Task force IDs lack of housing

Affordability is biggest challenge: Mayor Nicole Read

The city is looking for solutions to homelessness in Maple Ridge.

Removing barriers to get people off the street and into homes is the priority of an action plan presented by the city’s homelessness solutions task force on Tuesday.

The plan identified a lack of low barrier housing in Maple Ridge and requested a staff report on the possibility of bringing in container housing.

Mayor Nicole Read gave council an update on the task force’s progress, prior to its formal release next Thursday, May 28.

“We need to get something on the ground relatively quickly,” Read said during a livestreamed, half-hour slide presentation.

“We have quite an emergent situation.”

A homeless camp has formed on Cliff Avenue in recent weeks, behind the Salvation Army shelter.

One solution to the homelessness problem, according to the task force, could be bringing in shipping containers converted into 250-sq. foot living units.

“We’ve got some significant gaps in housing in this community,” Read said.

There are no low-barrier shelters here where people can get a roof over their heads no matter what their problems. And the new federal government’s Housing First program is more difficult for smaller cities to access, she added.

Read said the biggest challenge is affordability. Currently, single employable people only get $375 a month for shelter allowance, taken out of their $610 monthly income assistance.

Meanwhile, the average cost of rental housing per year in Maple Ridge is $13,000.

“You can see there’s a significant gap there,” Read said.

“What we’ve heard over and over again from our citizens who are currently unsheltered is that, ultimately, they need a place of their own.”

Sharing premises can lead people back to the drug world or eviction, she explained.

Read said the task force has talked to B.C. Housing about possible housing types.

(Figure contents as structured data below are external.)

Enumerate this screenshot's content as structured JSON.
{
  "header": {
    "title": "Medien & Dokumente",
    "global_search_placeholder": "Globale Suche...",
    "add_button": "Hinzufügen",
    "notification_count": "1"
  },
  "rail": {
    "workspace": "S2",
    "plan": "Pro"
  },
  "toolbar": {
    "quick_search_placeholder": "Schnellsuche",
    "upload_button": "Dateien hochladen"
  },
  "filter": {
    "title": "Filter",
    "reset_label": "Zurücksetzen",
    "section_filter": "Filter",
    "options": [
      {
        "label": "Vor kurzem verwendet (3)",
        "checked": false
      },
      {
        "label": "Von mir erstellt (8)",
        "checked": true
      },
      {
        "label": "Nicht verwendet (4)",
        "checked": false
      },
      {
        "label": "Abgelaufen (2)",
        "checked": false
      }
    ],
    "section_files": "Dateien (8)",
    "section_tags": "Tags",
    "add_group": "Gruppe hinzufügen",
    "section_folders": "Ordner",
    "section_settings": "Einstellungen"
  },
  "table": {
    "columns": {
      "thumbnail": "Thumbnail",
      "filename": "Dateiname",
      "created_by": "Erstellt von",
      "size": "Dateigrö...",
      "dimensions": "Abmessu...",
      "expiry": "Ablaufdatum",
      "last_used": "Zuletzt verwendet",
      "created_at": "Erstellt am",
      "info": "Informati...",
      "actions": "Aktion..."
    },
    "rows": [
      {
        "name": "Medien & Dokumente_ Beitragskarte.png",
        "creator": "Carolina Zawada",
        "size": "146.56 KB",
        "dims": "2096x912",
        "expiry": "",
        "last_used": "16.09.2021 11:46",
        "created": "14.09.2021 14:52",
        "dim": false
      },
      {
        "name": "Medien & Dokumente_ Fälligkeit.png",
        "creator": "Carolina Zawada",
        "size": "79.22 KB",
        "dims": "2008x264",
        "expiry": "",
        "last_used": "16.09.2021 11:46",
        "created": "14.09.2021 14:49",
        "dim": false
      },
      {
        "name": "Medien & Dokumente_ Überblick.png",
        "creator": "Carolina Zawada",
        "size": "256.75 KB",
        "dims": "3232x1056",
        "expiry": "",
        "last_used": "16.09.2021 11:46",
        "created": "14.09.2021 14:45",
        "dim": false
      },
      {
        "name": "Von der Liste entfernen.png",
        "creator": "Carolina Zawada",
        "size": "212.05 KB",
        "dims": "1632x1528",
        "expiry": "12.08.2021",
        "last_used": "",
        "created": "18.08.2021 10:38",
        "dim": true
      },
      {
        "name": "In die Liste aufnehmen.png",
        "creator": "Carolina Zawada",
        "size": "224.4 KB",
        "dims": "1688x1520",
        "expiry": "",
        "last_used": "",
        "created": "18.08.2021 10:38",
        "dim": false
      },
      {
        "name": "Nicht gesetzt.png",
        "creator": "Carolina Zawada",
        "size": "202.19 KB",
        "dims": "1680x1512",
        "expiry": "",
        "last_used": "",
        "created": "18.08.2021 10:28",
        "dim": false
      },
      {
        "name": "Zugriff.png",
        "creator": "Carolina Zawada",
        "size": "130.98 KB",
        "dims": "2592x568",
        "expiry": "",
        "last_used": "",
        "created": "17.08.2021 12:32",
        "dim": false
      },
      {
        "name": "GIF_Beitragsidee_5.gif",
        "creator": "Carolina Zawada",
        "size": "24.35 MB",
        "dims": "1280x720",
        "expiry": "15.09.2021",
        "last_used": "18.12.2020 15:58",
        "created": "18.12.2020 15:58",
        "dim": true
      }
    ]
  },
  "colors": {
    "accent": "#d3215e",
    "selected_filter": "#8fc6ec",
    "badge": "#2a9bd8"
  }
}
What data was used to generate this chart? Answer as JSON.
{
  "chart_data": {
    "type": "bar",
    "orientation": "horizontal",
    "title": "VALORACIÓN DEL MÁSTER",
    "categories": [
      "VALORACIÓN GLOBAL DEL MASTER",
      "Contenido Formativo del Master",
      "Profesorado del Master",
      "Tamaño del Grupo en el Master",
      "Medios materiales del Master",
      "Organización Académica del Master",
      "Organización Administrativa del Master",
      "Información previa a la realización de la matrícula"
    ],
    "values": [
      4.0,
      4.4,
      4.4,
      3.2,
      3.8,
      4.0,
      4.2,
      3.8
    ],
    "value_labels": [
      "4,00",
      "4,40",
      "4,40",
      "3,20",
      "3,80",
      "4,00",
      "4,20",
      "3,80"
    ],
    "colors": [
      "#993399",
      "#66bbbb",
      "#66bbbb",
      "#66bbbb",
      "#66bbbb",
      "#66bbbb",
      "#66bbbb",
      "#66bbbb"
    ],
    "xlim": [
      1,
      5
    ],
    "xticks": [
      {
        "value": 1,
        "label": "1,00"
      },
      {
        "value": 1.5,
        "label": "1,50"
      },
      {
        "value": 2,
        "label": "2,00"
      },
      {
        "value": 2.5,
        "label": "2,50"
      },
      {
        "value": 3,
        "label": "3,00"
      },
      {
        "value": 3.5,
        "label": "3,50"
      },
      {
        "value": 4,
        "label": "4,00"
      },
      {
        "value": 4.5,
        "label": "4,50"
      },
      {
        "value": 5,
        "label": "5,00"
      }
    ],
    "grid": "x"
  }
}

“Ultimately, this kind of housing is something council really needs to have a conversation about.”

Read said the city wants to get homeless campers off Cliff Avenue, but doesn’t have a solution for that yet.

If the task force’s strategy didn’t succeed in a few months, Coun. Gordy Robson, who, along with Coun. Bob Masse, is on the task force, wants to try a new approach.

“If this model doesn’t work quickly, we’re going to change it to a more direct and actionable way,” Robson said.

“I’m hoping we’re going to see a difference in weeks and if we don’t, we’re going to have make a change.”

Read said the problem wasn’t solely the city’s and wants local MLAs and MPs involved, particularly with a federal election approaching in November.

A shift by the federal Conservative government to the Housing First program resulted in the closure this year of the emergency shelter beds at Iron Horse Youth Safe House and the loss of 1.5 outreach worker positions.

“They’re not going to get away with all attention focused on the city. The question is, where are the funding providers,” Read asked.

“We need a national housing strategy in this country, there’s no question.”

Several questions from Cliff Avenue residents followed Read’s presentation.

“Get them off Cliff Avenue,” said one.

“We do know we need to move the camp off Cliff Avenue, so that’s something we’re working towards,” Read said at the end of the slide presentation.

Starting a permanent homeless camp on city property raises other issues, Read added, and that subsidized housing is a big incentive for someone living in a tent.

People living in that housing would be paying part of their income to do so.

Another person asked what happens if people refuse drug addiction treatment. Read agreed that drug addiction is a “demon” and suggested a one-for-one needle exchange, collecting used ones when new syringes are issued.

She also said homeless people can’t be blamed for local crime.

“I want to be very clear, that is not the case.”

Crime waves happen when criminals sweep through an area, she added.

However, part of the homeless solutions strategy included initiatives such as RCMP electronically tracking goods sold in pawn shops and metal yards, as well as the city knocking down derelict buildings.

Read said, as part of the presentation, that those living in the homeless camp on Cliff Avenue have requested they be referred to from now on as “street citizens.”

A woman who lives in the Cliff Avenue camp said people there don’t want to bother anybody.

“We are people too and sometimes we need help. We don’t want to be there.”